Both offer a look at how humanity holds up under difficult circumstances. Do not watch the movies, read the books.


👤 gmuslera
Could it be a short story? Because Tolkien’s Leaf by Niggle somehow fits in that category. Or maybe is not just the story but what we know about the author.

👤 howard941
Russian Spring by Norman Spinrad. It did all of the aforementioned: Bit, stung, head blow, and it felt like the US dying would feel.

👤 nataliste
Here are some books that pop bubbles, but must be read with humility to avoid becoming its own new bubble, as the world is complex and contains contradictions:

Howard Zinn's People's History of the United States

Jared Diamond's Guns, Germs, and Steel

Michael Pollan's The Omnivore's Dilemma

Ayn Rand's the Fountainhead

Thomas Sowell's Basic Economics

Julian Jaynes's the Breakdown of the Bicameral Mind

Iain McGilchrist's the Master and his Emmisary

Varlam Sharlamov's the Kolyma Tales

Jacques Ellul's Propaganda: the Formation of Men's Attitudes (or alternatively Neil Postman's Amusing Ourselves to Death)


👤 JSR_FDED
“The Fountainhead” by Ayn Rand shook me when I was younger. I know it’s popular to vilify her, but it showed how commitment to one’s own principles is admirable and at the same time not appreciated by society at large.

👤 fullstick
The Dark Tower series by Stephen King. Totally changed how I view literature and life. Made me believe in magic again.

👤 leobg
Just Revenge by Alan Dershowitz. It’s a short read. But I’ll never forget it.

👤 nathants
children of time, adrian tchaikovsky.

impossible to communicate the experience. run, don’t walk.

prefer the audiobook.


👤 hi-v-rocknroll
A Short Account of the Destruction of the Indies (Original title: Brevísima relación de la destrucción de las Indias) 1552, Bartolomé de las Casas.

The genocide by the Spanish of directly and indirectly ~110M indigenous peoples and African slaves in the Americas needs a "Holocaust"-type unique name.


👤 moribvndvs
The Kindly Ones by Jonathan Littell. It’s an incredibly well researched historical fiction that explores bureaucracy and the darkness of human nature, particularly how intelligent, capable, ordinary, and deeply flawed people can be swept up into genocide and hypocrisy vis-à-vis the Holocaust.

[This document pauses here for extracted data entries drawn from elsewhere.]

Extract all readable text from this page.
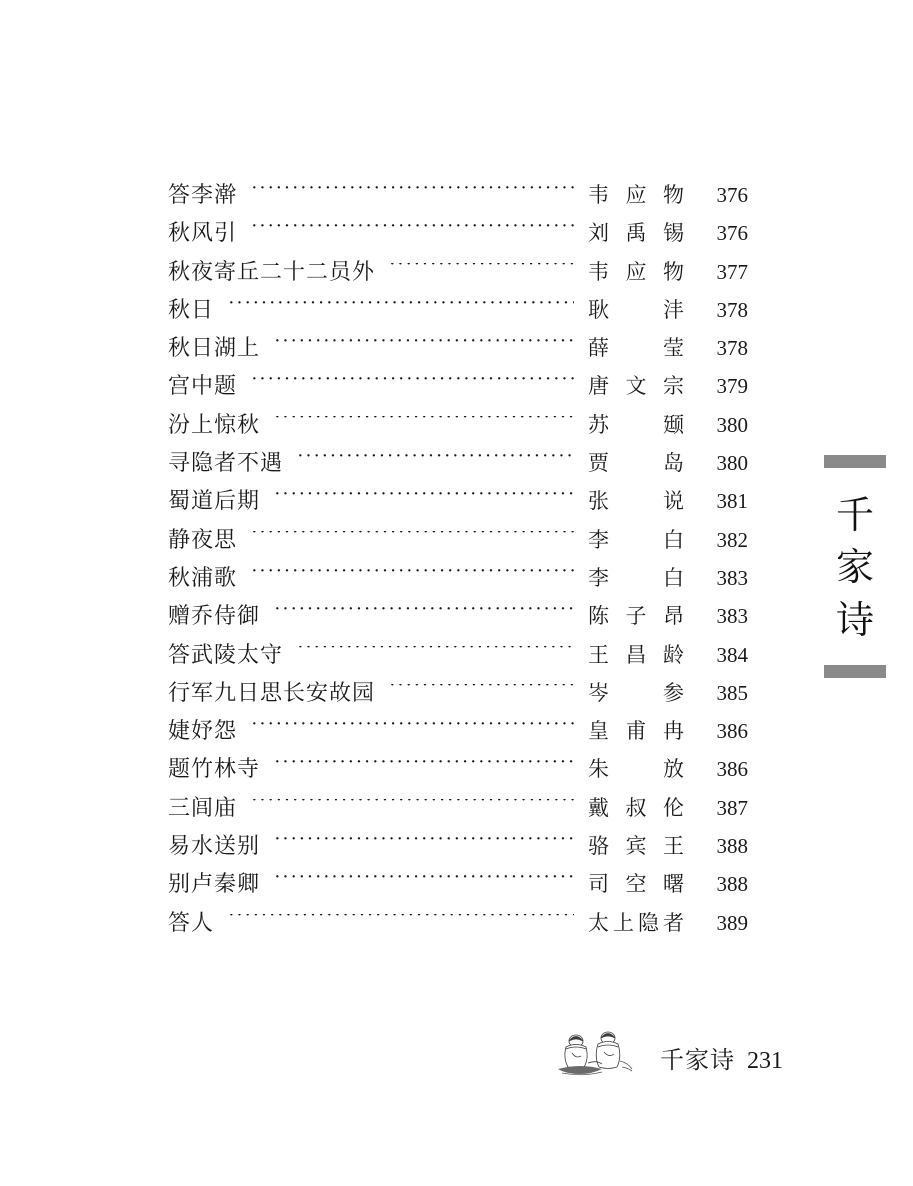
答李澣 ·····	韦应物	376
秋风引 ·····	刘禹锡	376
秋夜寄丘二十二员外 ·····	韦应物	377
秋日 ·····	耿沣	378
秋日湖上 ·····	薛莹	378
宫中题 ·····	唐文宗	379
汾上惊秋 ·····	苏颋	380
寻隐者不遇 ·····	贾岛	380
蜀道后期 ·····	张说	381
静夜思 ·····	李白	382
秋浦歌 ·····	李白	383
赠乔侍御 ·····	陈子昂	383
答武陵太守 ·····	王昌龄	384
行军九日思长安故园 ·····	岑参	385
婕妤怨 ·····	皇甫冉	386
题竹林寺 ·····	朱放	386
三闾庙 ·····	戴叔伦	387
易水送别 ·····	骆宾王	388
别卢秦卿 ·····	司空曙	388
答人 ·····	太上隐者	389
千
家
诗
千家诗 231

It is revolting, offensive, sepulchral, demoralizing, profoundly human, and a cascade of other powerful emotions I couldn’t even name, all at the same time. During my first read through, I recall being angry and disgusted by it at several points. It would weigh heavy on my mind even days after I had set it down, and a few times I would be unable to help but sob uncontrollably at work, the gym, supermarket, etc. I went through a long stretch of deep depression after reading it. Ultimately, it triggered a long examination of some of my values, how I perceived and treated others, and some of the negative influences in my life, and lead to a lot of positive changes. Later read throughs felt much more profound and even beautiful.


👤 acacac
the jungle by upton sinclair

👤 rsync
2666 by Roberto Bolano.

👤 handyman5
The His Dark Materials series. There were lots of pieces and ideas which I carry with me (particularly the bit with the harpies and what they come to value), but the circumstances around the ultimate disposition of the subtle knife truly broke me.

👤 hnthrowaway0328
"Brother Karamazov" and "Notes from underground".